Here we look for studentized residuals that fall outside the interval given by the Bonferroni corrected t-values.  we see there are no outliers for the full model

#### Check for influential points. 

We plot the Cook's distances and the residual-leverage plot with level set contours of the Cook distance.  

```{r}
plot(lm.fit,which =4)
plot(lm.fit,which = 5)
```

We see element 21 is an infuential point, and that 1 and 4 are also influential under the criteria $D_i > \frac{4}{n}$.  Since element 1 is an influential in both the full and reduced model we remove that alsong with element 21. 
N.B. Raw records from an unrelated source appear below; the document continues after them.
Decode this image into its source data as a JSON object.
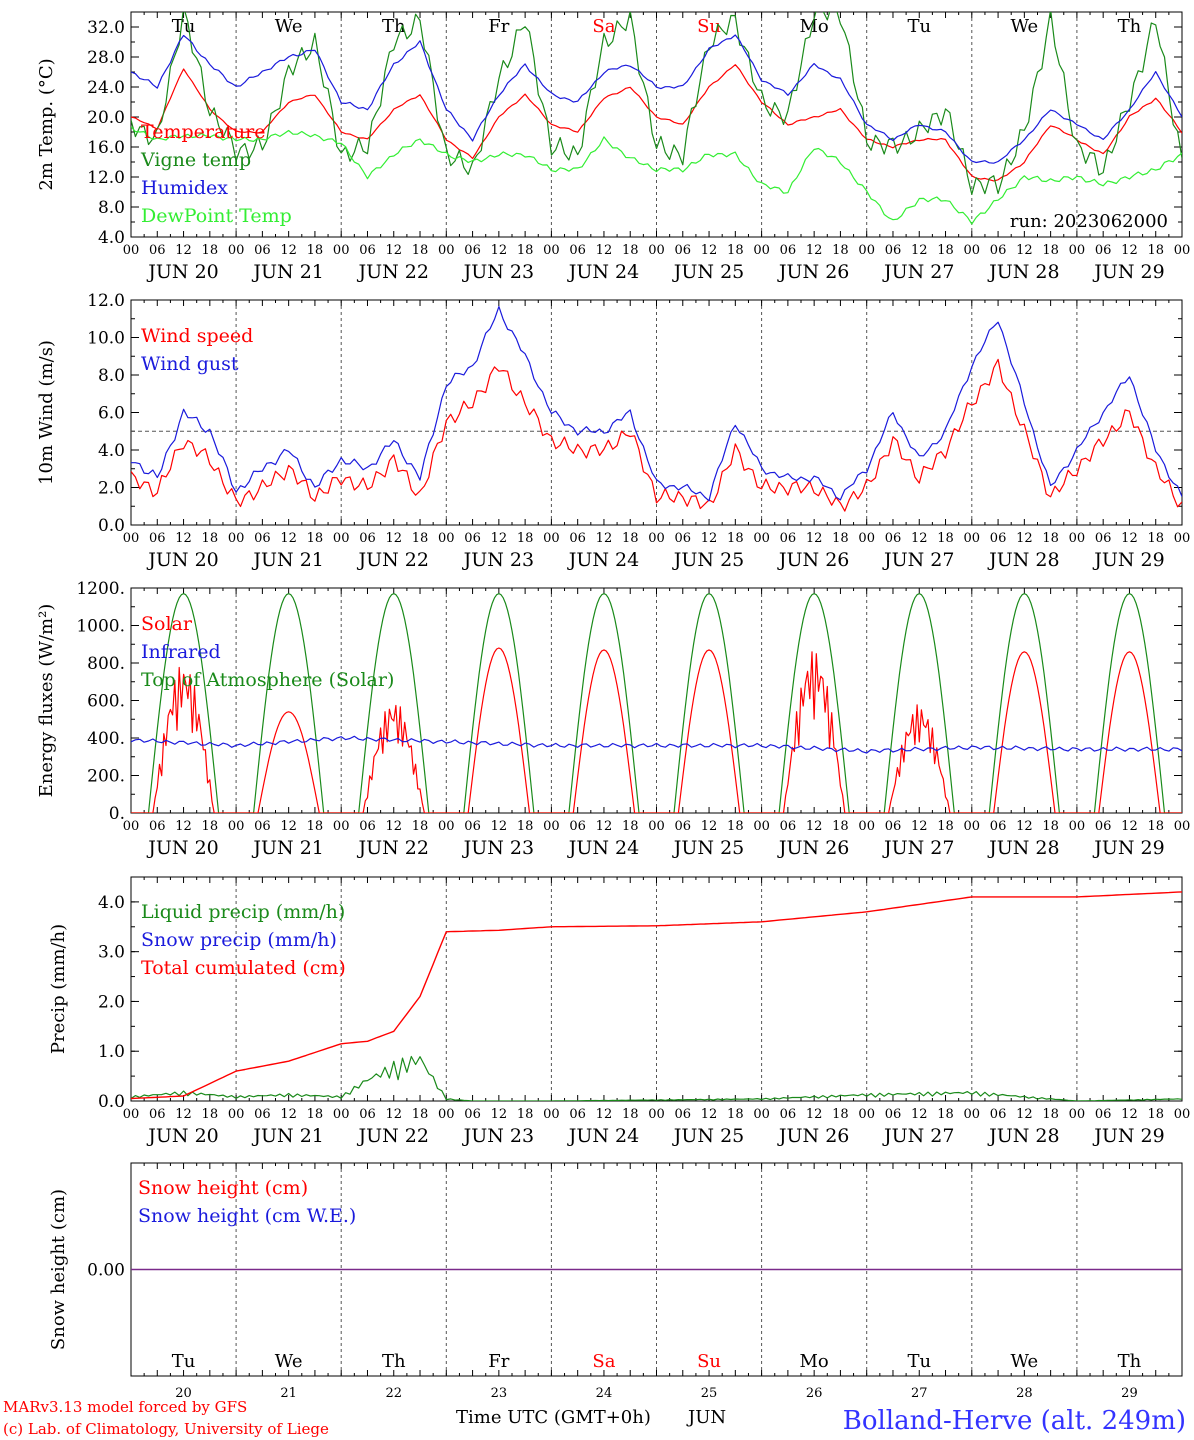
{
  "colors": {
    "red": "#ff0000",
    "green": "#1a8a1a",
    "blue": "#1a1adc",
    "lightgreen": "#33ee33",
    "purple": "#7a2a8a",
    "grid": "#555555",
    "station": "#3333ff"
  },
  "days": {
    "dates": [
      "JUN 20",
      "JUN 21",
      "JUN 22",
      "JUN 23",
      "JUN 24",
      "JUN 25",
      "JUN 26",
      "JUN 27",
      "JUN 28",
      "JUN 29"
    ],
    "day_numbers": [
      "20",
      "21",
      "22",
      "23",
      "24",
      "25",
      "26",
      "27",
      "28",
      "29"
    ],
    "weekdays": [
      "Tu",
      "We",
      "Th",
      "Fr",
      "Sa",
      "Su",
      "Mo",
      "Tu",
      "We",
      "Th"
    ],
    "weekend_flags": [
      false,
      false,
      false,
      false,
      true,
      true,
      false,
      false,
      false,
      false
    ],
    "hour_labels": [
      "00",
      "06",
      "12",
      "18"
    ],
    "final_hour_label": "00"
  },
  "footer": {
    "model": "MARv3.13 model forced by GFS",
    "lab": "(c) Lab. of Climatology, University of Liege",
    "axis_title": "Time UTC (GMT+0h)",
    "month": "JUN",
    "station": "Bolland-Herve (alt. 249m)"
  },
  "chart_data": [
    {
      "type": "line",
      "ylabel": "2m Temp. (°C)",
      "ylim": [
        4,
        34
      ],
      "yticks": [
        "4.0",
        "8.0",
        "12.0",
        "16.0",
        "20.0",
        "24.0",
        "28.0",
        "32.0"
      ],
      "annotation": "run: 2023062000",
      "legend_placement": "left",
      "series": [
        {
          "name": "Temperature",
          "color": "red",
          "x_hours": [
            0,
            6,
            12,
            18,
            24,
            30,
            36,
            42,
            48,
            54,
            60,
            66,
            72,
            78,
            84,
            90,
            96,
            102,
            108,
            114,
            120,
            126,
            132,
            138,
            144,
            150,
            156,
            162,
            168,
            174,
            180,
            186,
            192,
            198,
            204,
            210,
            216,
            222,
            228,
            234,
            240
          ],
          "values": [
            20,
            18.5,
            26.5,
            21,
            18,
            18,
            22,
            23,
            18,
            17,
            21,
            23,
            17,
            14.5,
            20,
            23,
            19,
            18,
            22.5,
            24,
            20,
            19,
            24,
            27,
            22,
            19,
            20,
            21,
            17,
            16,
            17,
            17,
            12,
            11.5,
            14,
            19,
            17,
            15,
            20,
            22.5,
            18
          ]
        },
        {
          "name": "Vigne temp",
          "color": "green",
          "x_hours": [
            0,
            6,
            12,
            18,
            24,
            30,
            36,
            42,
            48,
            54,
            60,
            66,
            72,
            78,
            84,
            90,
            96,
            102,
            108,
            114,
            120,
            126,
            132,
            138,
            144,
            150,
            156,
            162,
            168,
            174,
            180,
            186,
            192,
            198,
            204,
            210,
            216,
            222,
            228,
            234,
            240
          ],
          "values": [
            19,
            17,
            34,
            21,
            15.5,
            16,
            26,
            30,
            15,
            16,
            30,
            33,
            15,
            13,
            25,
            33,
            16,
            15,
            30,
            33,
            16,
            15,
            30,
            33,
            22,
            20,
            34,
            34,
            17,
            16,
            18,
            21,
            11,
            11,
            18,
            33,
            16,
            13,
            22,
            33,
            14
          ]
        },
        {
          "name": "Humidex",
          "color": "blue",
          "x_hours": [
            0,
            6,
            12,
            18,
            24,
            30,
            36,
            42,
            48,
            54,
            60,
            66,
            72,
            78,
            84,
            90,
            96,
            102,
            108,
            114,
            120,
            126,
            132,
            138,
            144,
            150,
            156,
            162,
            168,
            174,
            180,
            186,
            192,
            198,
            204,
            210,
            216,
            222,
            228,
            234,
            240
          ],
          "values": [
            26,
            24,
            31,
            27,
            24,
            26,
            28,
            29,
            22,
            21,
            27,
            30,
            21,
            17,
            23,
            27,
            23,
            22,
            26,
            27,
            24,
            24,
            29,
            31,
            25,
            23,
            27,
            25,
            19,
            17,
            19,
            18,
            14,
            14,
            17,
            21,
            19,
            17,
            21,
            26,
            20
          ]
        },
        {
          "name": "DewPoint Temp",
          "color": "lightgreen",
          "x_hours": [
            0,
            6,
            12,
            18,
            24,
            30,
            36,
            42,
            48,
            54,
            60,
            66,
            72,
            78,
            84,
            90,
            96,
            102,
            108,
            114,
            120,
            126,
            132,
            138,
            144,
            150,
            156,
            162,
            168,
            174,
            180,
            186,
            192,
            198,
            204,
            210,
            216,
            222,
            228,
            234,
            240
          ],
          "values": [
            18.5,
            17,
            17.5,
            17.5,
            17,
            17,
            18,
            17.5,
            16.5,
            12,
            15,
            17,
            15,
            14,
            15,
            15,
            13,
            13,
            17,
            14.5,
            13,
            13,
            15,
            15,
            11,
            10,
            16,
            14,
            10,
            6,
            9,
            9,
            6,
            9,
            12,
            11.5,
            12,
            11,
            12,
            13,
            15
          ]
        }
      ]
    },
    {
      "type": "line",
      "ylabel": "10m Wind (m/s)",
      "ylim": [
        0,
        12
      ],
      "yticks": [
        "0.0",
        "2.0",
        "4.0",
        "6.0",
        "8.0",
        "10.0",
        "12.0"
      ],
      "reference_line": 5,
      "legend_placement": "left",
      "series": [
        {
          "name": "Wind speed",
          "color": "red",
          "x_hours": [
            0,
            6,
            12,
            18,
            24,
            30,
            36,
            42,
            48,
            54,
            60,
            66,
            72,
            78,
            84,
            90,
            96,
            102,
            108,
            114,
            120,
            126,
            132,
            138,
            144,
            150,
            156,
            162,
            168,
            174,
            180,
            186,
            192,
            198,
            204,
            210,
            216,
            222,
            228,
            234,
            240
          ],
          "values": [
            2.5,
            1.8,
            4.5,
            3.5,
            1.2,
            2,
            3,
            1.5,
            2.5,
            2,
            3.5,
            1.5,
            5.5,
            6.5,
            8.5,
            6.5,
            4.5,
            4,
            4,
            5,
            1.5,
            1.5,
            1,
            4,
            2,
            2,
            2,
            1,
            2,
            4.5,
            2.5,
            4,
            6.5,
            8.5,
            5,
            1.5,
            3,
            4.5,
            6,
            3,
            1
          ]
        },
        {
          "name": "Wind gust",
          "color": "blue",
          "x_hours": [
            0,
            6,
            12,
            18,
            24,
            30,
            36,
            42,
            48,
            54,
            60,
            66,
            72,
            78,
            84,
            90,
            96,
            102,
            108,
            114,
            120,
            126,
            132,
            138,
            144,
            150,
            156,
            162,
            168,
            174,
            180,
            186,
            192,
            198,
            204,
            210,
            216,
            222,
            228,
            234,
            240
          ],
          "values": [
            3.5,
            2.5,
            6,
            5,
            1.8,
            3,
            4,
            2,
            3.5,
            3,
            4.5,
            2.5,
            7.5,
            8.5,
            11.5,
            9,
            6,
            5,
            5,
            6,
            2.2,
            2,
            1.5,
            5.5,
            3,
            2.5,
            2.5,
            1.5,
            3,
            6,
            3.5,
            5,
            8.5,
            11,
            6.5,
            2,
            4,
            6,
            8,
            4,
            1.5
          ]
        }
      ]
    },
    {
      "type": "line",
      "ylabel": "Energy fluxes (W/m²)",
      "ylim": [
        0,
        1200
      ],
      "yticks": [
        "0.",
        "200.",
        "400.",
        "600.",
        "800.",
        "1000.",
        "1200."
      ],
      "legend_placement": "left",
      "series": [
        {
          "name": "Solar",
          "color": "red",
          "peaks_per_day": [
            800,
            540,
            600,
            880,
            870,
            870,
            870,
            580,
            860,
            860
          ]
        },
        {
          "name": "Infrared",
          "color": "blue",
          "x_hours": [
            0,
            24,
            48,
            72,
            96,
            120,
            144,
            168,
            192,
            216,
            240
          ],
          "values": [
            390,
            360,
            400,
            380,
            360,
            360,
            360,
            330,
            350,
            340,
            340
          ]
        },
        {
          "name": "Top of Atmosphere (Solar)",
          "color": "green",
          "peak": 1170,
          "daylight_hours": [
            4,
            20
          ]
        }
      ]
    },
    {
      "type": "line",
      "ylabel": "Precip (mm/h)",
      "ylim": [
        0,
        4.5
      ],
      "yticks": [
        "0.0",
        "1.0",
        "2.0",
        "3.0",
        "4.0"
      ],
      "legend_placement": "left",
      "series": [
        {
          "name": "Liquid precip (mm/h)",
          "color": "green",
          "x_hours": [
            0,
            12,
            24,
            36,
            48,
            54,
            60,
            66,
            72,
            78,
            96,
            144,
            168,
            192,
            216,
            240
          ],
          "values": [
            0.1,
            0.2,
            0.1,
            0.15,
            0.1,
            0.5,
            0.8,
            1.0,
            0.05,
            0,
            0,
            0.05,
            0.15,
            0.2,
            0,
            0.05
          ]
        },
        {
          "name": "Snow precip (mm/h)",
          "color": "blue",
          "x_hours": [
            0,
            240
          ],
          "values": [
            0,
            0
          ]
        },
        {
          "name": "Total cumulated (cm)",
          "color": "red",
          "x_hours": [
            0,
            12,
            24,
            36,
            48,
            54,
            60,
            66,
            72,
            84,
            96,
            120,
            144,
            168,
            192,
            216,
            240
          ],
          "values": [
            0.05,
            0.1,
            0.6,
            0.8,
            1.15,
            1.2,
            1.4,
            2.1,
            3.4,
            3.43,
            3.5,
            3.52,
            3.6,
            3.8,
            4.1,
            4.1,
            4.2
          ]
        }
      ]
    },
    {
      "type": "line",
      "ylabel": "Snow height (cm)",
      "yticks": [
        "0.00"
      ],
      "legend_placement": "left",
      "series": [
        {
          "name": "Snow height (cm)",
          "color": "red",
          "x_hours": [
            0,
            240
          ],
          "values": [
            0,
            0
          ]
        },
        {
          "name": "Snow height (cm W.E.)",
          "color": "blue",
          "x_hours": [
            0,
            240
          ],
          "values": [
            0,
            0
          ]
        }
      ]
    }
  ]
}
### Eliminate the outliers and influential points for the full model and then repeat the variable selection procedures.

```{r}
df <- df[-c(1,21),]
regsubsets.out <- regsubsets(stack.loss ~ .,data=df,method = "exhaustive",nvmax=8) 
rs <- summary(regsubsets.out)
rs$which
plot(regsubsets.out, scale = "Cp", main = "Mallow C_p")
n <-nrow(df)
AIC <- n*log(rs$rss/n) + (2:4)*2
plot(AIC ~ I(1:3), ylab="AIC", xlab="Number of Predictors")

```

We see that the subset selection routine has chosen the same model $stack.loss \sim Air.Flow + Water.Temp$.